Preservation of Los Olivos (POLO) v. U.S. Dept of Interior, 635 F.Supp.2d 1076 (2009) (Federal Claims Court) (1) Court had jurisdiction to evaluate whether citizens' groups had standing to seek judicial review of IBIA's orders; (2) (community) groups demonstrated injury in fact; (3) groups had an interest directly regulated by an action of the IBIA, as required to have prudential standing; and (4) IBIA acted arbitrarily and capriciously in invoking judicial standing principles to dismiss groups' appeal.

Bond v. U.S. (09-1227), (2011). (Federalism case). A citizen charged and convicted under a federal statute has standing to challenge, under a Tenth Amendment claim, the federal statute on grounds that the measure interferes with the powers reserved to States.

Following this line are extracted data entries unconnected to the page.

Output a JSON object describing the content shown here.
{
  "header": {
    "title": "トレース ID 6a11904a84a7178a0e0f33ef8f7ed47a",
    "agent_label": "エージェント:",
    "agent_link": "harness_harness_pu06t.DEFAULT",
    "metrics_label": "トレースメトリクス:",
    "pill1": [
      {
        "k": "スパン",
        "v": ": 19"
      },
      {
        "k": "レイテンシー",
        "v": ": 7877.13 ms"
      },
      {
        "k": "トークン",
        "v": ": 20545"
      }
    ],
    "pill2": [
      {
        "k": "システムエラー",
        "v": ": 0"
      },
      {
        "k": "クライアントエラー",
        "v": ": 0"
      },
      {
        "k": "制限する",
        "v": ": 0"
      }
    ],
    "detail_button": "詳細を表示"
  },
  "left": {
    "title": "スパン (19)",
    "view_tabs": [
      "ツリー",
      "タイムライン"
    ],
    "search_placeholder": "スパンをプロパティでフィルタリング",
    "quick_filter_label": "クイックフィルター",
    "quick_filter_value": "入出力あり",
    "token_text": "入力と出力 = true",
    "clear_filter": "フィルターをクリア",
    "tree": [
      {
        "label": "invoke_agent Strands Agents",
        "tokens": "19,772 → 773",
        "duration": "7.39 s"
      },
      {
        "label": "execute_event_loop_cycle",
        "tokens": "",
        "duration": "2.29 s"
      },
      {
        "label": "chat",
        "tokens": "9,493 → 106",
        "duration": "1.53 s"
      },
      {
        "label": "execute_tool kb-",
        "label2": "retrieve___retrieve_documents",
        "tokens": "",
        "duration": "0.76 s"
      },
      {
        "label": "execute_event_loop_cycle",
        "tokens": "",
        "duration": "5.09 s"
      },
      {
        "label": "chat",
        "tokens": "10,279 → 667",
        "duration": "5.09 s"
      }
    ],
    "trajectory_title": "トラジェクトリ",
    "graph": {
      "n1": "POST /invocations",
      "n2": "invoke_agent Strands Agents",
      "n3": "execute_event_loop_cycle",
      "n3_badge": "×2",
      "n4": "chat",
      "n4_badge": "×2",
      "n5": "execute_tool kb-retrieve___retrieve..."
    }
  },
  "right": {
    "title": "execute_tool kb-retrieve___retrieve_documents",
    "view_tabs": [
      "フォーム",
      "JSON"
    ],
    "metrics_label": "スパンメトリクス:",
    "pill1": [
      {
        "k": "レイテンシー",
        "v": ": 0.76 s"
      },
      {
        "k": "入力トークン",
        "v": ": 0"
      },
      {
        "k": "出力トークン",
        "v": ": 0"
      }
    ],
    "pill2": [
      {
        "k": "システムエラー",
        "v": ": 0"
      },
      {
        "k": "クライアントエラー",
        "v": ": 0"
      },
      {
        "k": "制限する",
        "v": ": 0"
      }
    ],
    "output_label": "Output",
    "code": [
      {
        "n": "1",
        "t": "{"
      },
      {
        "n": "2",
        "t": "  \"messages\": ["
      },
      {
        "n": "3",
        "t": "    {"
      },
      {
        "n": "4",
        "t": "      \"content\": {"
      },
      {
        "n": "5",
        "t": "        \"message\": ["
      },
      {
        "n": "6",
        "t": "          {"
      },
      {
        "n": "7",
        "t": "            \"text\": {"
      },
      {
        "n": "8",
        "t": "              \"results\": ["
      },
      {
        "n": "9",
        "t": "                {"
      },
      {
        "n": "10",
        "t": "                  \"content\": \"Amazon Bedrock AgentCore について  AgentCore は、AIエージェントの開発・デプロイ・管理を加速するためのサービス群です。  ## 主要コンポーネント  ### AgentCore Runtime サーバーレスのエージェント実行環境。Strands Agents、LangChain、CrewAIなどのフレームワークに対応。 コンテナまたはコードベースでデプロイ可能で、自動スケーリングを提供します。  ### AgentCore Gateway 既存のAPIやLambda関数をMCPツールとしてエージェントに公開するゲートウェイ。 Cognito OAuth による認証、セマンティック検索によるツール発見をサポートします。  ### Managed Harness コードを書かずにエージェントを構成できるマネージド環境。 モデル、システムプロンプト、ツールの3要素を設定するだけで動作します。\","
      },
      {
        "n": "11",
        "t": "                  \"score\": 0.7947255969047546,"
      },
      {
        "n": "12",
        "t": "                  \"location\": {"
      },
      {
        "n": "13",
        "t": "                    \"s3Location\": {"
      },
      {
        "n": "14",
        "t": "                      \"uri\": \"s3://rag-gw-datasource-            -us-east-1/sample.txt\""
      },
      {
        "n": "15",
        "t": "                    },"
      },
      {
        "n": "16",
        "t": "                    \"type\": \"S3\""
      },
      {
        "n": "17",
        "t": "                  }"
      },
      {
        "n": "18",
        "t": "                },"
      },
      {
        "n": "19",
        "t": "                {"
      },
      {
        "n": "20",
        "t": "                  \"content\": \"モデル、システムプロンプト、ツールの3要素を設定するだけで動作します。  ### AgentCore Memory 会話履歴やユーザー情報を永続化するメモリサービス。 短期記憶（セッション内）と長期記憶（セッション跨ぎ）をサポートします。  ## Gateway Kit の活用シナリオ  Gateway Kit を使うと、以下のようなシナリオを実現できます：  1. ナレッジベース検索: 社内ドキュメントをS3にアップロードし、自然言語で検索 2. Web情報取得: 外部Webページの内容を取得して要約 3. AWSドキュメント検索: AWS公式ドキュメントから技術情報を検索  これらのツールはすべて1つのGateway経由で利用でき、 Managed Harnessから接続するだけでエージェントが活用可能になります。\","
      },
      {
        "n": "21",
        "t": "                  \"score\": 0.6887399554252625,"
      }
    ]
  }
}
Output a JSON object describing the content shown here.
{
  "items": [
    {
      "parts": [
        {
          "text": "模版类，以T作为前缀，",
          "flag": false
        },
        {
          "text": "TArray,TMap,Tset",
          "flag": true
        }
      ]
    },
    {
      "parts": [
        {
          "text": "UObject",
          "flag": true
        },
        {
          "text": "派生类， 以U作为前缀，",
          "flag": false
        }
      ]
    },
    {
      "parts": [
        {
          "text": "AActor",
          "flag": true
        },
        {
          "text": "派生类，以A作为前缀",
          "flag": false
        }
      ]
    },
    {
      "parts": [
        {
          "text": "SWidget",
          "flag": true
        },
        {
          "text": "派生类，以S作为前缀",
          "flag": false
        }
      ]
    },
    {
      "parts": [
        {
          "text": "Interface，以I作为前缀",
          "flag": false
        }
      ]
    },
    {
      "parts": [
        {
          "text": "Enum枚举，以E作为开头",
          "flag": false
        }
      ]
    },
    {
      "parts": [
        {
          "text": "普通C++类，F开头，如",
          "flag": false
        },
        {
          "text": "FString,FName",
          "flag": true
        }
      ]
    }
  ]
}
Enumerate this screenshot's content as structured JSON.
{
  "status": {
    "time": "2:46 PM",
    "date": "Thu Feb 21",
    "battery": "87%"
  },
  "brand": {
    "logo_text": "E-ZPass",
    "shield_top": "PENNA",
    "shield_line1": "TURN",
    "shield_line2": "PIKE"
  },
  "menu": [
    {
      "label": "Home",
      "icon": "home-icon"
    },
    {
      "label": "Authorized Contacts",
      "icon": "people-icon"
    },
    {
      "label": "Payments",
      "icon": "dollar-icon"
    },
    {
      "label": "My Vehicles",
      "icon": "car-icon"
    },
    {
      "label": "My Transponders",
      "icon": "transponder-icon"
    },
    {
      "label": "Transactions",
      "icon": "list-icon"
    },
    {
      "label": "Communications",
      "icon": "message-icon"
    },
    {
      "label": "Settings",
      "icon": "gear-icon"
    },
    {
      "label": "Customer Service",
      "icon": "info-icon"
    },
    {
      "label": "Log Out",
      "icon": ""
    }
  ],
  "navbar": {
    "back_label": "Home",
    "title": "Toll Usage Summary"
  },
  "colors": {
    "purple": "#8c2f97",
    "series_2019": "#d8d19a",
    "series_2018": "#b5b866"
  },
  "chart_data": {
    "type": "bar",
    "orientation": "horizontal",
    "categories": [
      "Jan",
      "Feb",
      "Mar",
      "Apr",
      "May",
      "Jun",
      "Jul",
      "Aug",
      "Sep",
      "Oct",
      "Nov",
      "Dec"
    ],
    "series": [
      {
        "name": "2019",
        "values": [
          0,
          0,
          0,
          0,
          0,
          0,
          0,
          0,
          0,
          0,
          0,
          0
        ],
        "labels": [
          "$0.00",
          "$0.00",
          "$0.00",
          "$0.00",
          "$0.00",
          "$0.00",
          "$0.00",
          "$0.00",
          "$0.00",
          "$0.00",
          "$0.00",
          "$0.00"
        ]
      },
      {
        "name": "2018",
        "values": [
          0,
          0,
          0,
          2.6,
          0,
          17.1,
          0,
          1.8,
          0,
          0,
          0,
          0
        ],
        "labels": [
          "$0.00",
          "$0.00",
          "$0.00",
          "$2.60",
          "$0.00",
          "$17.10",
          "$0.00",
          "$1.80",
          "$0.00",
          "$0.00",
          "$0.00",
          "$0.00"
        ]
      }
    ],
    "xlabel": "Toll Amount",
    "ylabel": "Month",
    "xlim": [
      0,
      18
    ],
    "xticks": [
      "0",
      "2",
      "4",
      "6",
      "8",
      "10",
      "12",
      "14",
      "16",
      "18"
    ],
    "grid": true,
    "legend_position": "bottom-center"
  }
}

U. S. v. Jicarilla Apache Nation, (10-382) (2011)   The fiduciary exception to the attorney-client privilege does not apply to the general trust relationship between the United States and the Native American tribes.

Patchak v. U.S. (09-5324) D.C. Circuit (2011). Patchak fulfilled the judicially created zone-of-interests test for standing. Patchak, who is not claiming or challenging title, is not governed by the Quiet Title Act, then § 702 of the APA waives the government’s sovereign immunity.

Oneida Indian Nation v. Madison County, 06-6408-cv(L), 2011. (Oneida) Nation’s sovereign immunity from lawsuits and federal restrictions on the alienation of lands under the 1790 Nonintercourse Act “could no longer be sustained” because the Nation had voluntarily waived its sovereign immunity in the case before the U.S. Supreme Court.  Appellate court moves foreclosure case into State court for adjudication.

PENDING at the U.S. Supreme Court:

Salazar v. Patchak, 11-247 USSC Writ of Writ of Cert )2011) (1) Whether 5 U.S.C. § 702 waives the sovereign immunity of the United States from a suit challenging its title to lands that it holds in trust for an Indian Tribe; and (2) whether a private individual who alleges injuries resulting from the operation of a gaming facility on Indian trust land has prudential standing to challenge the decision of the Secretary of the Interior to take title to that land in trust, on the ground that the decision was not authorized by the Indian Reorganization Act.

Corboy v. Louie, (11-336),( USSC Writ of Cert. (2011) Issue: (1) Whether petitioners have standing to seek a refund of their own taxes; and (2) whether the Equal Protection Clause precludes a state or municipality from creating tax exemptions that are available only to members of a certain race. (taxation based upon racial classification case).